In SQL Server when I would use Mgmt Studio to make changes to data I would often wrap the queries in a transaction to semi-verify the data being changed was as expected.
Example:
BEGIN TRANSACTION;
UPDATE mytable SET col1 = 'blah' WHERE col2 = x and col3 = y;
ROLLBACK;
The Messages tab would display
(1 row affected)
I would see that "1 row affected", which agreed with what I expected, then I would just change ROLLBACK to COMMIT and run it again to make the changes stick.
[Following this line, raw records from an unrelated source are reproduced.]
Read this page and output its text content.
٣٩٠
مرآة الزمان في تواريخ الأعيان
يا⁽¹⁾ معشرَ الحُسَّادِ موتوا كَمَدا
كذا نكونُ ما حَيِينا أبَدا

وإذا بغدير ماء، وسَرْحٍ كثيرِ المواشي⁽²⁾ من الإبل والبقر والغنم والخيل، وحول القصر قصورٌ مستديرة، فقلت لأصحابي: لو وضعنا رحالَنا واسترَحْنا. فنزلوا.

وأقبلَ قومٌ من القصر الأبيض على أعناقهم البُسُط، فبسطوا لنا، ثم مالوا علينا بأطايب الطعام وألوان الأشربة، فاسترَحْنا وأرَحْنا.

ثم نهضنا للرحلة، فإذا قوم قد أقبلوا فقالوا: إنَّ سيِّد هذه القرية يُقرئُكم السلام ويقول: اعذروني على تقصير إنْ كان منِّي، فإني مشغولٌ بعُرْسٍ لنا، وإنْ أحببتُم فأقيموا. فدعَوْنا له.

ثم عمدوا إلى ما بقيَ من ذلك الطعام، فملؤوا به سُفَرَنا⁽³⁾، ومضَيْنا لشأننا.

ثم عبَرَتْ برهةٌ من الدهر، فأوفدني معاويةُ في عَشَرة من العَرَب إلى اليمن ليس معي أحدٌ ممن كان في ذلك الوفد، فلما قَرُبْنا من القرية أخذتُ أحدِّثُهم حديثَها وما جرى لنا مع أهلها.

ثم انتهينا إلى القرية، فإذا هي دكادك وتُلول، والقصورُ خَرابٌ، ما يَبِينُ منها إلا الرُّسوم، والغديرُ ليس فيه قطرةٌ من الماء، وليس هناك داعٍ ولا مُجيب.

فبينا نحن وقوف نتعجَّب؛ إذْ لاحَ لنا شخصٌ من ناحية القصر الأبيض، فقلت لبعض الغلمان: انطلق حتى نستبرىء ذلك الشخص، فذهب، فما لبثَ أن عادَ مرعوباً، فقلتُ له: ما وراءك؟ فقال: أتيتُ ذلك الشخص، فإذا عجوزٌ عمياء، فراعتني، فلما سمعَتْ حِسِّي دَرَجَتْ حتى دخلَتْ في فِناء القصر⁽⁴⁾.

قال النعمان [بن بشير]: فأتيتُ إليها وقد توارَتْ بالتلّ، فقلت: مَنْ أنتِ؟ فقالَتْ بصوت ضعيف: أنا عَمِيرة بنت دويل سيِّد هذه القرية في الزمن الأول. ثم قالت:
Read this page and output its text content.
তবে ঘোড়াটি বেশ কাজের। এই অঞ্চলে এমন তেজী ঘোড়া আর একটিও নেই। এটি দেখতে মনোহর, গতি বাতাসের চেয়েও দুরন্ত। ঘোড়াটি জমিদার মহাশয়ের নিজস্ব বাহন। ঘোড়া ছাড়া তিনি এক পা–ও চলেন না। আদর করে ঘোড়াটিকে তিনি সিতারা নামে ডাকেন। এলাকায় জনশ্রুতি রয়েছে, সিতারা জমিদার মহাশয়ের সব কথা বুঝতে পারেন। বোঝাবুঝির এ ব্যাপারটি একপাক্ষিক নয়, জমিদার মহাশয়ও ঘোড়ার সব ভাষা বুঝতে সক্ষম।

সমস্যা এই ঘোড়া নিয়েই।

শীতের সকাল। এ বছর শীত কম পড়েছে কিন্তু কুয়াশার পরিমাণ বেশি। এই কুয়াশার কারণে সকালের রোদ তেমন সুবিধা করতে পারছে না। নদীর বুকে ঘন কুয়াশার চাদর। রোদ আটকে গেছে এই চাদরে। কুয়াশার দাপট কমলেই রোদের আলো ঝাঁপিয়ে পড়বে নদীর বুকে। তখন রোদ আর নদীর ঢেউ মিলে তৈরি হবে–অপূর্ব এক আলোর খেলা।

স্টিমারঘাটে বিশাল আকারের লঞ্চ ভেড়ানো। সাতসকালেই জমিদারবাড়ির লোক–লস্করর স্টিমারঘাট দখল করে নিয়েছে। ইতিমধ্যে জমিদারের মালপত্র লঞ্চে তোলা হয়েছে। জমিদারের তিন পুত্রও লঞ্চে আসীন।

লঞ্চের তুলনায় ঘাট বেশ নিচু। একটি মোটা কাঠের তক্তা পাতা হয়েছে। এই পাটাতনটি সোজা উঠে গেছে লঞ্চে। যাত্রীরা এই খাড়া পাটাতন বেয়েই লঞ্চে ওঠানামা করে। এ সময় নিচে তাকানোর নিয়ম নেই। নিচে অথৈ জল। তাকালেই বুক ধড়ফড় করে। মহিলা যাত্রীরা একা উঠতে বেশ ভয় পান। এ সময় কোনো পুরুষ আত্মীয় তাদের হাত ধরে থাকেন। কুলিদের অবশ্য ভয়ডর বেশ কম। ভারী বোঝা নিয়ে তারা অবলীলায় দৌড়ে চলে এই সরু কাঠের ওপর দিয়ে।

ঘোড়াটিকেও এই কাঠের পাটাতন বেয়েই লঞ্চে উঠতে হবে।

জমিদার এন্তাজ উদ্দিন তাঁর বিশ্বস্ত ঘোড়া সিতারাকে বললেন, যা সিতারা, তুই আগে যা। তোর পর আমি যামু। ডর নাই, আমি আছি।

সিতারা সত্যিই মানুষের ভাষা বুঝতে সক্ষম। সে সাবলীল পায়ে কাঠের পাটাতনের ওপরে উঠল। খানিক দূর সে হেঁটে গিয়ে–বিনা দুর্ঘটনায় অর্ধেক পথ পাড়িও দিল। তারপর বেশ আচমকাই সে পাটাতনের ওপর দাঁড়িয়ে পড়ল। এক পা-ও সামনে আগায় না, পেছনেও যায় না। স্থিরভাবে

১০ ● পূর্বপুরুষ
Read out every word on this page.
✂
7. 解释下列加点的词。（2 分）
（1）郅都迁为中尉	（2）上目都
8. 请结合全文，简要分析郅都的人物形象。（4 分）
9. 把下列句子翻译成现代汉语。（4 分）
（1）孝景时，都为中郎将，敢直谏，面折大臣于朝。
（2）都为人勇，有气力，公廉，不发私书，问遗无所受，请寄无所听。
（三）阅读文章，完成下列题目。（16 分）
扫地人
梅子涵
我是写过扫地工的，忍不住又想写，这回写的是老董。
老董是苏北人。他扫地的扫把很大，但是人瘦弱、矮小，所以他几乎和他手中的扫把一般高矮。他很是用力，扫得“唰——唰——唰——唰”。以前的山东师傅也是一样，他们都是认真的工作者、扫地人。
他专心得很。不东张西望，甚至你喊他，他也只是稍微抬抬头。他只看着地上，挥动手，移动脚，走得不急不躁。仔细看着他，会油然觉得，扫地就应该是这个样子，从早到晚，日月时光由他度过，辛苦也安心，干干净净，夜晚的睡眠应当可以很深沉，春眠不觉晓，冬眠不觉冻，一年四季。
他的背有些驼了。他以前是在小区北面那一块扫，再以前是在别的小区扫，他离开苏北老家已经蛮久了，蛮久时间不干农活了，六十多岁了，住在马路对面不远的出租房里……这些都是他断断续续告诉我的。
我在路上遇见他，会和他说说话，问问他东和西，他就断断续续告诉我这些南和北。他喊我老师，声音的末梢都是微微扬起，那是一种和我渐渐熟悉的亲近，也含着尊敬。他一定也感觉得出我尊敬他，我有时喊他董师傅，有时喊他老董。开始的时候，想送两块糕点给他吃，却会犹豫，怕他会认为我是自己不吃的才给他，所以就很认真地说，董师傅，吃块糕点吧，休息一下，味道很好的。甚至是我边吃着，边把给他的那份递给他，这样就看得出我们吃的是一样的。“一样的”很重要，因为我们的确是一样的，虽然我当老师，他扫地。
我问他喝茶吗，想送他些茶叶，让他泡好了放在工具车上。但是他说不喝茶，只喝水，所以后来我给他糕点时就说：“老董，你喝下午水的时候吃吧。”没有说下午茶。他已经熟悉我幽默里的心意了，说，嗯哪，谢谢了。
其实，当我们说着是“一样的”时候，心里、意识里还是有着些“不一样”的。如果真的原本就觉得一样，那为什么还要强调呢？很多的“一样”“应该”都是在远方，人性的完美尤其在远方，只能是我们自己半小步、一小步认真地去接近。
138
Is there a typical approach to do this in pgAdmin? When I run the query in the transaction, it only displays in the Messages tab the time it took to execute:
Query returned successfully in 141 msec.
As a clunky work-around I can use a plpgsql script with the DIAGNOSTICS like this:
BEGIN TRANSACTION;
DO $$
DECLARE rowCount int;
BEGIN
UPDATE mytable SET col1 = 'blah' WHERE col2 = x and col3 = y;
GET DIAGNOSTICS rowCount = row_count;
RAISE NOTICE 'num rows affected = %', rowCount;
END; $$;
ROLLBACK;
The Messages tab then shows the following output:
NOTICE: num rows affected = 1
ROLLBACK
Query returned successfully in 125 msec.
Is there any better approach than that ugly script?